Pour ce qui est des parts de fonds commun de placement de l’exemple, il pourrait être sage pour votre liquidateur de les soustraire à la règle du roulement étant donné que la disposition réputée à la JVM se solderait par une perte en capital, que vous pourriez être en mesure d’utiliser dans votre dernière déclaration de revenus, comme il est expliqué ci-dessous.
Si vous avez un impôt à payer du fait des règles relatives à la disposition réputée, votre liquidateur pourrait faire le choix de payer l’impôt par versements, avec intérêt, sur une période pouvant aller jusqu’à 10 ans.
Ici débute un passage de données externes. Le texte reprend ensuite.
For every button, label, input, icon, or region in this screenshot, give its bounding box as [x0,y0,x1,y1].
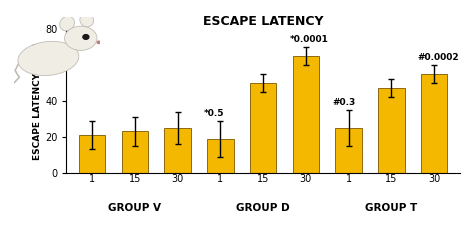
Bar [121,132,148,173]
Bar [250,83,276,173]
Y-axis label: ESCAPE LATENCY (SEC): ESCAPE LATENCY (SEC) [33,42,42,160]
Text: GROUP T: GROUP T [365,204,418,213]
Ellipse shape [80,13,94,27]
Text: GROUP D: GROUP D [236,204,290,213]
Text: #0.0002: #0.0002 [418,53,459,62]
Bar [292,56,319,173]
Bar [79,135,105,173]
Circle shape [83,35,89,39]
Ellipse shape [64,26,97,50]
Bar [335,128,362,173]
Bar [164,128,191,173]
Title: ESCAPE LATENCY: ESCAPE LATENCY [203,15,323,28]
Circle shape [97,41,100,43]
Ellipse shape [60,16,74,31]
Bar [378,88,405,173]
Bar [207,138,234,173]
Text: *0.5: *0.5 [204,109,225,118]
Text: *0.0001: *0.0001 [290,35,328,44]
Ellipse shape [18,41,79,76]
Text: #0.3: #0.3 [332,98,356,107]
Bar [421,74,447,173]
Text: GROUP V: GROUP V [108,204,161,213]
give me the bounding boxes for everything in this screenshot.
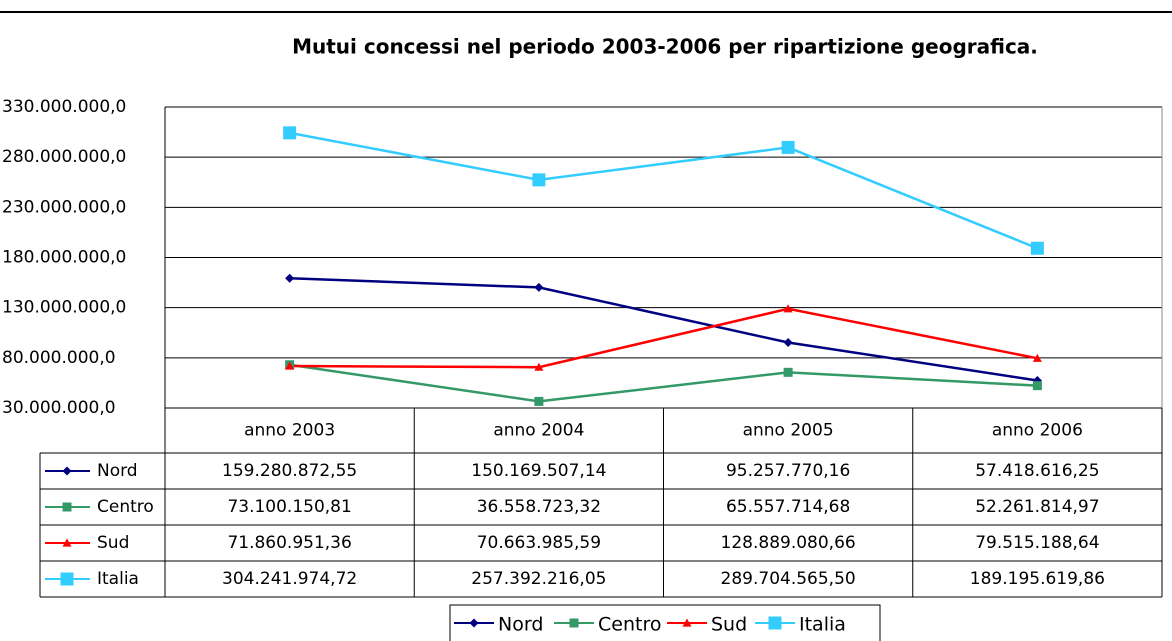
legend-key-marker (60, 572, 74, 586)
data-point (783, 304, 793, 313)
data-point (534, 396, 544, 406)
data-point (285, 361, 295, 370)
legend-key-marker (62, 502, 72, 512)
legend-label: Sud (711, 614, 747, 636)
series-line (289, 307, 1038, 369)
data-point (1030, 241, 1044, 255)
data-point (532, 173, 546, 187)
y-tick-label: 80.000.000,0 (2, 348, 116, 368)
x-tick-label: anno 2005 (743, 421, 834, 441)
x-tick-label: anno 2006 (992, 421, 1083, 441)
table-value: 36.558.723,32 (477, 497, 601, 517)
table-value: 70.663.985,59 (477, 533, 601, 553)
data-point (783, 338, 793, 348)
data-point (783, 367, 793, 377)
table-value: 189.195.619,86 (970, 569, 1105, 589)
y-tick-label: 230.000.000,0 (2, 197, 126, 217)
legend-key-marker (62, 466, 72, 476)
table-value: 257.392.216,05 (471, 569, 606, 589)
table-value: 304.241.974,72 (222, 569, 357, 589)
legend-label: Nord (498, 614, 543, 636)
data-point (781, 140, 795, 154)
table-value: 159.280.872,55 (222, 461, 357, 481)
legend-key-marker (768, 616, 782, 630)
row-label: Nord (97, 461, 138, 481)
y-tick-label: 30.000.000,0 (2, 398, 116, 418)
table-value: 79.515.188,64 (975, 533, 1099, 553)
row-label: Italia (97, 569, 139, 589)
data-point (1032, 381, 1042, 391)
table-value: 52.261.814,97 (975, 497, 1099, 517)
y-tick-label: 280.000.000,0 (2, 147, 126, 167)
data-point (283, 126, 297, 140)
x-tick-label: anno 2003 (244, 421, 335, 441)
legend-key-marker (469, 618, 479, 628)
x-tick-label: anno 2004 (493, 421, 584, 441)
legend-label: Italia (799, 614, 846, 636)
table-value: 65.557.714,68 (726, 497, 850, 517)
series-line (289, 277, 1038, 382)
table-value: 150.169.507,14 (471, 461, 606, 481)
legend-box (449, 604, 881, 641)
chart-title: Mutui concessi nel periodo 2003-2006 per… (292, 35, 1038, 59)
y-tick-label: 180.000.000,0 (2, 248, 126, 268)
table-value: 128.889.080,66 (721, 533, 856, 553)
data-point (285, 273, 295, 283)
series-line (289, 131, 1038, 250)
legend-key-marker (569, 618, 579, 628)
table-value: 57.418.616,25 (975, 461, 1099, 481)
legend-key-marker (62, 538, 72, 547)
data-point (534, 362, 544, 371)
row-label: Centro (97, 497, 154, 517)
table-value: 73.100.150,81 (227, 497, 351, 517)
y-tick-label: 130.000.000,0 (2, 298, 126, 318)
table-value: 95.257.770,16 (726, 461, 850, 481)
row-label: Sud (97, 533, 129, 553)
legend-label: Centro (598, 614, 661, 636)
table-value: 289.704.565,50 (721, 569, 856, 589)
data-point (1032, 353, 1042, 362)
series-line (289, 363, 1038, 403)
y-tick-label: 330.000.000,0 (2, 97, 126, 117)
table-value: 71.860.951,36 (227, 533, 351, 553)
data-point (534, 282, 544, 292)
legend-key-marker (682, 618, 692, 627)
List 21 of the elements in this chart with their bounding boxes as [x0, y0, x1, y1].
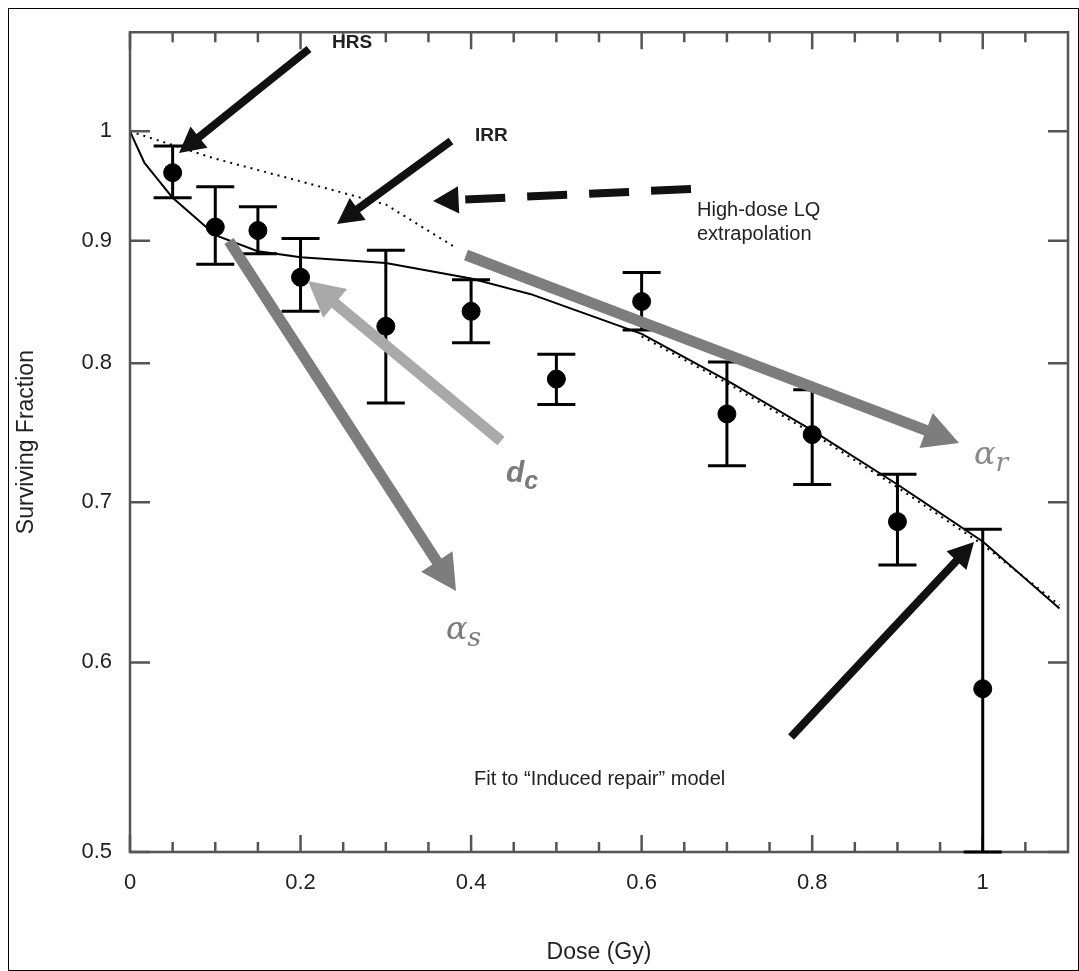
- annotation: HRS: [332, 31, 373, 54]
- y-tick-label: 1: [99, 117, 112, 143]
- annotation: α$_{s}$: [446, 609, 482, 654]
- y-tick-label: 0.5: [81, 838, 112, 864]
- annotation: High-dose LQ extrapolation: [697, 197, 822, 245]
- y-axis-title: Surviving Fraction: [12, 350, 39, 535]
- y-tick-label: 0.9: [81, 226, 112, 252]
- y-tick-label: 0.7: [81, 488, 112, 514]
- x-tick-label: 0.2: [285, 869, 316, 895]
- x-axis-title: Dose (Gy): [546, 937, 652, 964]
- annotation: Fit to “Induced repair” model: [474, 766, 726, 790]
- x-tick-label: 0: [123, 869, 137, 895]
- annotation: IRR: [475, 124, 508, 147]
- x-tick-label: 0.8: [796, 869, 828, 895]
- annotation: α$_{r}$: [974, 434, 1009, 479]
- x-tick-label: 1: [976, 869, 989, 895]
- y-tick-label: 0.8: [81, 349, 112, 375]
- x-tick-label: 0.4: [455, 869, 487, 895]
- y-tick-label: 0.6: [81, 648, 112, 674]
- x-tick-label: 0.6: [626, 869, 657, 895]
- annotation: d$_{c}$: [506, 454, 539, 495]
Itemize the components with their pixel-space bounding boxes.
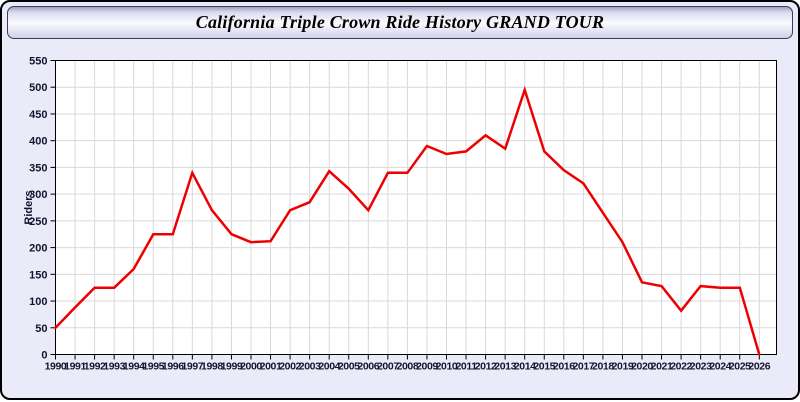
y-tick-label: 50 — [35, 323, 47, 335]
chart-title-bar: California Triple Crown Ride History GRA… — [7, 6, 793, 39]
x-tick-label: 2009 — [416, 361, 438, 373]
x-tick-label: 1996 — [162, 361, 184, 373]
x-tick-label: 2020 — [631, 361, 653, 373]
chart-title: California Triple Crown Ride History GRA… — [195, 12, 605, 32]
x-tick-label: 2008 — [397, 361, 419, 373]
x-tick-label: 1994 — [123, 361, 145, 373]
x-tick-label: 2019 — [612, 361, 634, 373]
y-tick-label: 0 — [41, 350, 47, 362]
x-tick-label: 2024 — [709, 361, 731, 373]
x-tick-label: 1998 — [201, 361, 223, 373]
y-tick-label: 200 — [29, 243, 47, 255]
y-tick-label: 400 — [29, 136, 47, 148]
x-tick-label: 2012 — [475, 361, 497, 373]
x-tick-label: 2022 — [670, 361, 692, 373]
x-tick-label: 1995 — [142, 361, 164, 373]
x-tick-label: 1999 — [221, 361, 243, 373]
y-tick-label: 350 — [29, 162, 47, 174]
y-axis-label: Riders — [23, 190, 35, 224]
x-tick-label: 2023 — [690, 361, 712, 373]
x-tick-label: 1993 — [103, 361, 125, 373]
x-tick-label: 2018 — [592, 361, 614, 373]
y-tick-label: 450 — [29, 109, 47, 121]
x-tick-label: 2003 — [299, 361, 321, 373]
x-tick-label: 2015 — [533, 361, 555, 373]
x-tick-label: 2021 — [651, 361, 673, 373]
plot-background — [55, 60, 777, 355]
x-tick-label: 2017 — [572, 361, 594, 373]
x-tick-label: 2026 — [748, 361, 770, 373]
y-tick-label: 150 — [29, 269, 47, 281]
x-tick-label: 2014 — [514, 361, 536, 373]
data-line-riders — [54, 85, 761, 356]
x-tick-label: 2002 — [279, 361, 301, 373]
plot-frame — [55, 60, 777, 355]
x-tick-label: 2005 — [338, 361, 360, 373]
x-tick-label: 2006 — [357, 361, 379, 373]
x-tick-label: 2007 — [377, 361, 399, 373]
x-tick-label: 1991 — [64, 361, 86, 373]
x-tick-label: 2004 — [318, 361, 340, 373]
x-tick-label: 1992 — [84, 361, 106, 373]
y-tick-label: 300 — [29, 189, 47, 201]
x-tick-label: 2010 — [436, 361, 458, 373]
x-tick-label: 2011 — [455, 361, 477, 373]
y-tick-label: 500 — [29, 82, 47, 94]
y-tick-label: 550 — [29, 56, 47, 68]
y-tick-label: 100 — [29, 296, 47, 308]
x-tick-label: 2016 — [553, 361, 575, 373]
y-tick-label: 250 — [29, 216, 47, 228]
x-tick-label: 1997 — [181, 361, 203, 373]
x-tick-label: 2000 — [240, 361, 262, 373]
x-tick-label: 1990 — [45, 361, 67, 373]
x-tick-label: 2013 — [494, 361, 516, 373]
x-tick-label: 2001 — [260, 361, 282, 373]
x-tick-label: 2025 — [729, 361, 751, 373]
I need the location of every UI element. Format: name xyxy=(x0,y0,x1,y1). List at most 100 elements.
Utilisation de pertes en capital
La moitié des pertes en capital constituent des pertes en capital déductibles, qui ne peuvent normalement qu’être portées en diminution de gains en capital imposables, et non d’autres formes de revenus.
Cependant, lorsque vous décédez, cette règle est assouplie et remplacée par une règle spéciale. S’il vous reste un solde de pertes en capital déductibles après l’imputation de telles pertes à vos gains en capital imposables, selon la règle spéciale, ce solde peut être porté en diminution d’autres sources de revenus comme un revenu d’emploi, d’entreprise et de biens. (Cependant, la réduction des revenus provenant d’autres sources en vertu de la règle spéciale peut être limitée si vous avez déjà demandé l’exonération des gains en capital.)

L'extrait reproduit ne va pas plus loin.